IRNA, Fars News confirm official statement. Medical report released by coroner's office (2022-10-07) concludes "heart failure."
Key claim
Cause of death: pre-existing heart condition. No evidence of physical abuse during custody.
Assessment: State produced no independent medical evidence. No access granted for independent investigation.
● Citizen Accounts (Tier 3-4)
Family testimony (BBC Persian): "She had no pre-existing conditions." Amini's cousin posted video from outside Kasra Hospital. Initially 342 likes; later 45,200.
Cause of death: blunt force trauma. Beaten in custody van. Delayed medical attention (2-hour gap documented).
Assessment:Probable Leaked CT scan consistent with head trauma. Multiple independent witness accounts. Family testimony. Hospital admission timeline confirmed by Tier 1 sources.
Systematic Distortion Patterns
Events generating English-language viral content (Amini's death, Israel strike, Raisi's crash) received 10-100x more global engagement than events documented primarily in Farsi (labor strikes, Zahedan massacre, morality police enforcement). Chronicle's correction: weight source diversity and language diversity equally.
Tehran-centered events dominate because of international bureau presence, internet infrastructure, and diaspora connections. Events in peripheral provinces (Sistan-Baluchestan, Khuzestan, Kurdistan) are systematically under-documented despite often involving greater violence. Chronicle penalizes event records that lack provincial testimony.
Platform algorithms compress sustained developments into discrete viral moments. The four-level timeline zoom is designed to counteract this: sustained developments are archived as linked event chains, not isolated incidents.

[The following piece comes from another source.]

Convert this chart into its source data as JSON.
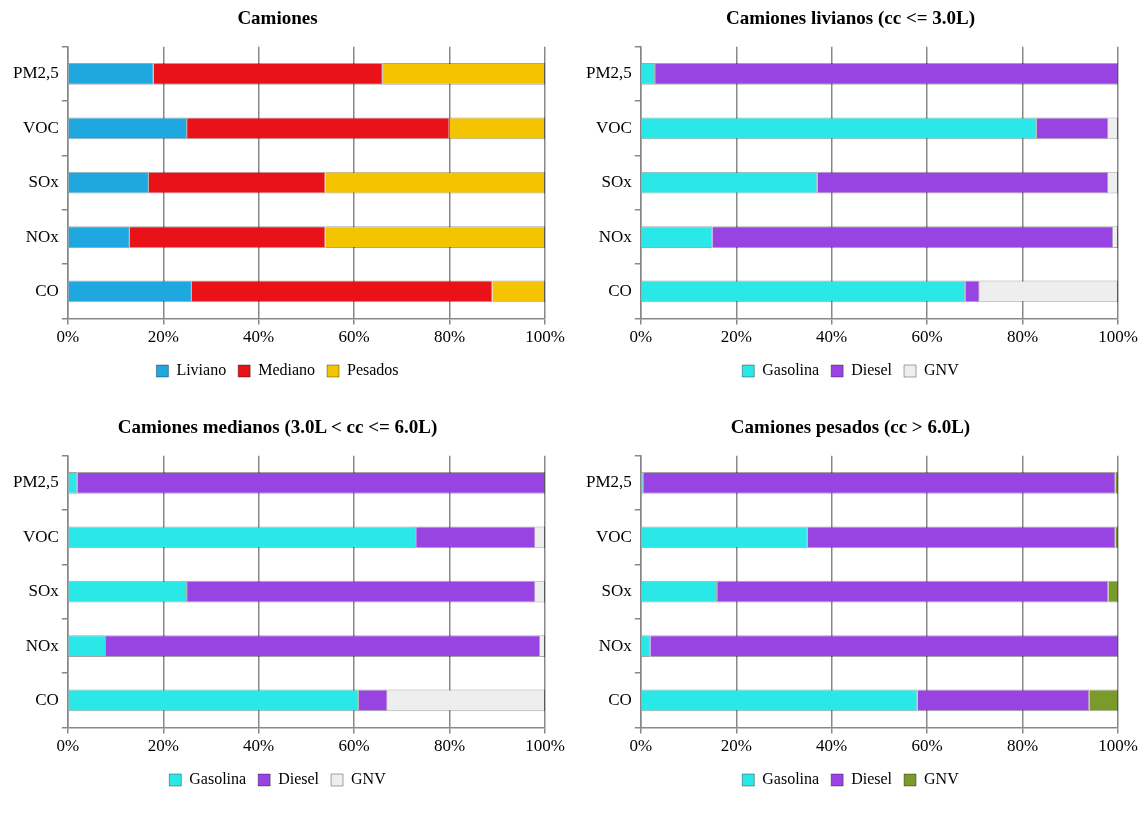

Content removals by platforms create gaps that mirror state censorship. Chronicle archives platform moderation actions as events. A removed TikTok video is logged with removal date, stated reason, and cached content.
Replicability: Iran Validates the Methodology
The Iran case study validates core design choices:
The four-tier taxonomy maps cleanly to Iran's media ecosystem and would map with equal clarity to Sudan, Ukraine, or any other context.
The engagement distortion framework identified Iran-specific patterns (Farsi vs. English, Tehran-centrism) with direct parallels elsewhere.
The Rashomon Protocol proved essential: every major event generated fundamentally divergent narratives.
Source protection protocols were stress-tested against Iran's specific threat model and need contextual adaptation, not methodological redesign.
08 / Feasibility
Build Assessment
Buildable Now
Core Archive
PostgreSQL + Static Site
Schema, timeline visualization, source linking. Straightforward web development with mature tools.
4-8 weeks, solo developer
Data Integration
GDELT + ACLED Ingest
Both offer well-documented, free APIs with structured data. Ingest pipelines buildable in days.
1-2 weeks
Search
PostgreSQL Full-Text
Covers 80% of search needs without additional infrastructure. Multilingual with custom dictionaries.
1-2 weeks
Needs Development
Highest Effort
Social Media Ingest
Twitter/X API costs are high ($5K/mo), platform reliability declining. Telegram scraping requires careful engineering. This is the highest-effort component.
4-6 weeks + ongoing maintenance
NLP Challenge
Persian Text Pipeline
Off-the-shelf NER has limited Persian accuracy. Fine-tuning requires labeled training data that does not exist yet.
6-8 weeks including data labeling
Core Value Prop
Verification Pipeline
Automated cross-referencing and confidence scoring. Requires temporal reasoning, independence checking, and disinformation handling.
4-6 weeks for V1, ongoing refinement
Technical Risks
API instability: Twitter/X pricing has changed repeatedly. Mitigation: treat as one input among many, archive aggressively.
Persian NLP accuracy: low-resource language processing. Mitigation: human-in-the-loop verification for Persian content.
Data volume surges: conflict events can generate millions of posts in weeks. Mitigation: Kafka/Redis buffering with raw data lake as safety net.
Legal and ethical risks: consent, source safety, data retention. Mitigation: anonymization features, consultation with digital rights organizations (EFF, Access Now).